Хотя это ему уже и опротивело, он заставил себя прожевать и, едва не подавившись, проглотить большую конфету из какао пополам с сахаром.
«Этого должно быть достаточно, – сказал он себе, – пожалуй, никто в мире не выпил столько рома и не сожрал столько сладостей, сколько я за эту ночь. Могу поклясться, во мне не осталось ни капли крови, которая бы не была пропитана алкоголем и сахаром».

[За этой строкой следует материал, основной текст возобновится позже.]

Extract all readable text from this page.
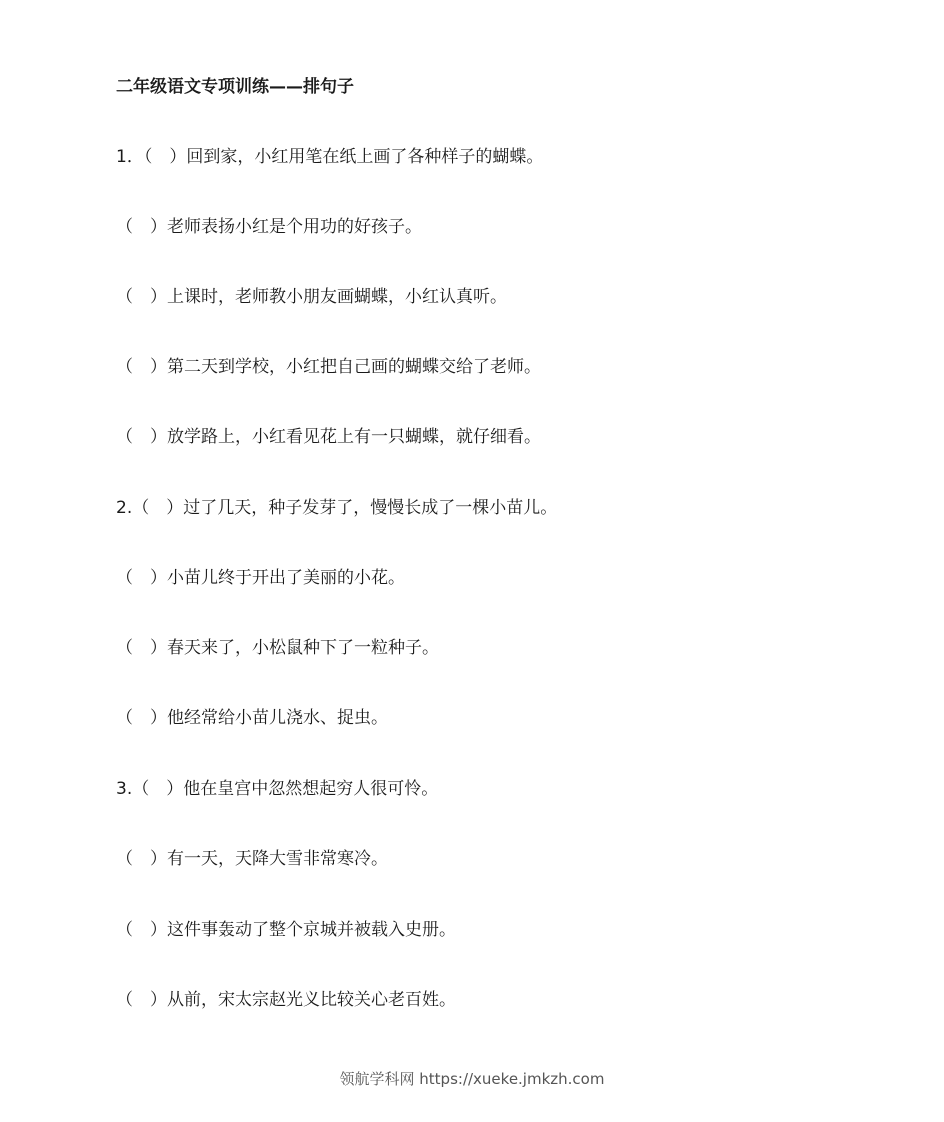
二年级语文专项训练——排句子
1．（　）回到家，小红用笔在纸上画了各种样子的蝴蝶。
（　）老师表扬小红是个用功的好孩子。
（　）上课时，老师教小朋友画蝴蝶，小红认真听。
（　）第二天到学校，小红把自己画的蝴蝶交给了老师。
（　）放学路上，小红看见花上有一只蝴蝶，就仔细看。
2.（　）过了几天，种子发芽了，慢慢长成了一棵小苗儿。
（　）小苗儿终于开出了美丽的小花。
（　）春天来了，小松鼠种下了一粒种子。
（　）他经常给小苗儿浇水、捉虫。
3.（　）他在皇宫中忽然想起穷人很可怜。
（　）有一天，天降大雪非常寒冷。
（　）这件事轰动了整个京城并被载入史册。
（　）从前，宋太宗赵光义比较关心老百姓。
领航学科网 https://xueke.jmkzh.com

– Мы еще можем проскользнуть на восток, кэп, – нервно сказал Ричарде. – Прилив достаточно высок, мы сможем пройти на этом шлюпе по отмелям.
Тэтч потянулся.
– И бросить нашу добычу? – спросил он, тыкая пальцем в качающийся на волнах в тридцати ярдах от них шлюп, захваченный ими вчера. – Не-а, мы справимся с этими вояками.

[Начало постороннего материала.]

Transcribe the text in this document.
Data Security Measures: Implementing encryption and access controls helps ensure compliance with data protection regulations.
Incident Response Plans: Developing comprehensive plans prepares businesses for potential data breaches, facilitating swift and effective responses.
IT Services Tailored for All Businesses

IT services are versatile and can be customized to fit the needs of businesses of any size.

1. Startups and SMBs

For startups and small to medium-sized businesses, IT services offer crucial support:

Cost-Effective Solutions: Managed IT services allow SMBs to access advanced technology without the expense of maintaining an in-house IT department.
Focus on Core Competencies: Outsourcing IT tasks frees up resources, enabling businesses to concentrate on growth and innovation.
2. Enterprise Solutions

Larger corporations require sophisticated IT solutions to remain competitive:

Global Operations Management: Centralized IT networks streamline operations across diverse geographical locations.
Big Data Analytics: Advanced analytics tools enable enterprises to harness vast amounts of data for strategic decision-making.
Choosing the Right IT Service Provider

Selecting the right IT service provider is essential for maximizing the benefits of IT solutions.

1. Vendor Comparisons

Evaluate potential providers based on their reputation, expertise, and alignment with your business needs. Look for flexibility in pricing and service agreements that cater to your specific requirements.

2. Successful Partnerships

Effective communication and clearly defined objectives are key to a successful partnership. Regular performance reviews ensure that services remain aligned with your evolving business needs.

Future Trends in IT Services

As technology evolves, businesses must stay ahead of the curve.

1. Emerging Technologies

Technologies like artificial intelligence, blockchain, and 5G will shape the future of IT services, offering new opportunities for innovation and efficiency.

Ричарде встревоженно нахмурился, но промолчал. Тэтч ухмыльнулся, направляясь к трапу, ведущему на пушечную палубу. Сдается, подумал он, что, застрелив Израэля Хандса, я убил сразу двух зайцев. Теперь они все боятся спорить со мной.
Его ухмылка превратилась в кислую гримасу – на менее жестоком лице это можно было бы счесть выражением печали, – когда он припомнил то собрание в его крошечной каюте два дня назад. Они получили известие от Тобиаса Найта, таможенника, что губернатору Вирджинии Спотсвуду стало известно о присутствии Тэтча в этих местах и он снарядил корабли для его поимки. Израэль Хандс тут же стал настаивать, чтобы сняться с якоря и немедленно покинуть остров Окракок.

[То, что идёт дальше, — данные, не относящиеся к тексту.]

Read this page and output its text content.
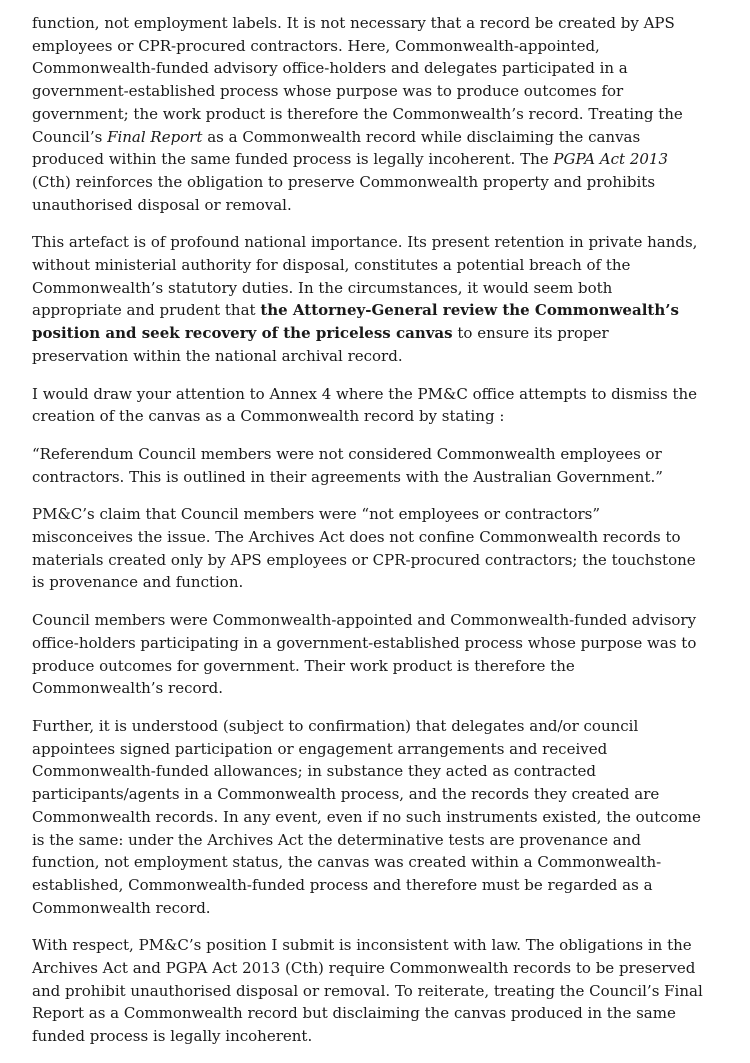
function, not employment labels. It is not necessary that a record be created by APS employees or CPR-procured contractors. Here, Commonwealth-appointed, Commonwealth-funded advisory office-holders and delegates participated in a government-established process whose purpose was to produce outcomes for government; the work product is therefore the Commonwealth’s record. Treating the Council’s Final Report as a Commonwealth record while disclaiming the canvas produced within the same funded process is legally incoherent. The PGPA Act 2013 (Cth) reinforces the obligation to preserve Commonwealth property and prohibits unauthorised disposal or removal.

This artefact is of profound national importance. Its present retention in private hands, without ministerial authority for disposal, constitutes a potential breach of the Commonwealth’s statutory duties. In the circumstances, it would seem both appropriate and prudent that the Attorney-General review the Commonwealth’s position and seek recovery of the priceless canvas to ensure its proper preservation within the national archival record.

I would draw your attention to Annex 4 where the PM&C office attempts to dismiss the creation of the canvas as a Commonwealth record by stating :

“Referendum Council members were not considered Commonwealth employees or contractors. This is outlined in their agreements with the Australian Government.”

PM&C’s claim that Council members were “not employees or contractors” misconceives the issue. The Archives Act does not confine Commonwealth records to materials created only by APS employees or CPR-procured contractors; the touchstone is provenance and function.

Council members were Commonwealth-appointed and Commonwealth-funded advisory office-holders participating in a government-established process whose purpose was to produce outcomes for government. Their work product is therefore the Commonwealth’s record.

Further, it is understood (subject to confirmation) that delegates and/or council appointees signed participation or engagement arrangements and received Commonwealth-funded allowances; in substance they acted as contracted participants/agents in a Commonwealth process, and the records they created are Commonwealth records. In any event, even if no such instruments existed, the outcome is the same: under the Archives Act the determinative tests are provenance and function, not employment status, the canvas was created within a Commonwealth-established, Commonwealth-funded process and therefore must be regarded as a Commonwealth record.

With respect, PM&C’s position I submit is inconsistent with law. The obligations in the Archives Act and PGPA Act 2013 (Cth) require Commonwealth records to be preserved and prohibit unauthorised disposal or removal. To reiterate, treating the Council’s Final Report as a Commonwealth record but disclaiming the canvas produced in the same funded process is legally incoherent.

Тэтч с бесстрастным лицом наклонился и стал разливать ром по кружкам.
– Разве ты здесь решаешь, как мы будем действовать, Израэль? – спросил он.
– Если этого не делаешь ты, ты устраняешься, то тогда да, я решаю, – решительно ответил Хандс. Они плавали вместе еще со времен каперства, потом стали пиратами под командованием адмирала Бена Хорниголда, и Израэль Хандс позволял себе более по-свойски разговаривать с Тэтчем. – А что? Ты хочешь остаться и сражаться на «Приключении»?! – Он презрительно похлопал по переборке. – Это же всего лишь шлюп, немногим лучше рыбацкой лодки. Давай лучше вернемся туда, где мы спрятали «Месть королевы Анны», и выйдем в море. Черт бы побрал эти гонки по отмелям! Я хочу чувствовать под ногами настоящую палубу, хочу увидеть настоящие волны!
И уступая неожиданно нахлынувшей на него нежности к старому верному товарищу, Тэтч импульсивно решил совершить акт милосердия, который, как он знал, никто таковым не сочтет.
– Я позабочусь, – буркнул он едва слышно, – чтобы ты увидел море опять, Израэль.
Под столом он взвел курки двух пистолетов и, задув лампу, скрестил пистолеты и выстрелил в темноте. Пламя полыхнуло сквозь щели между досками стола, и Хандса вышвырнуло из кресла. Когда крики несколько стихли и кто-то наконец сообразил вновь зажечь лампу, Тэтч увидел, что не промахнулся: одна пуля врезалась в стенку, так никого и не задев, а вторая размозжила коленную чашечку Израэля.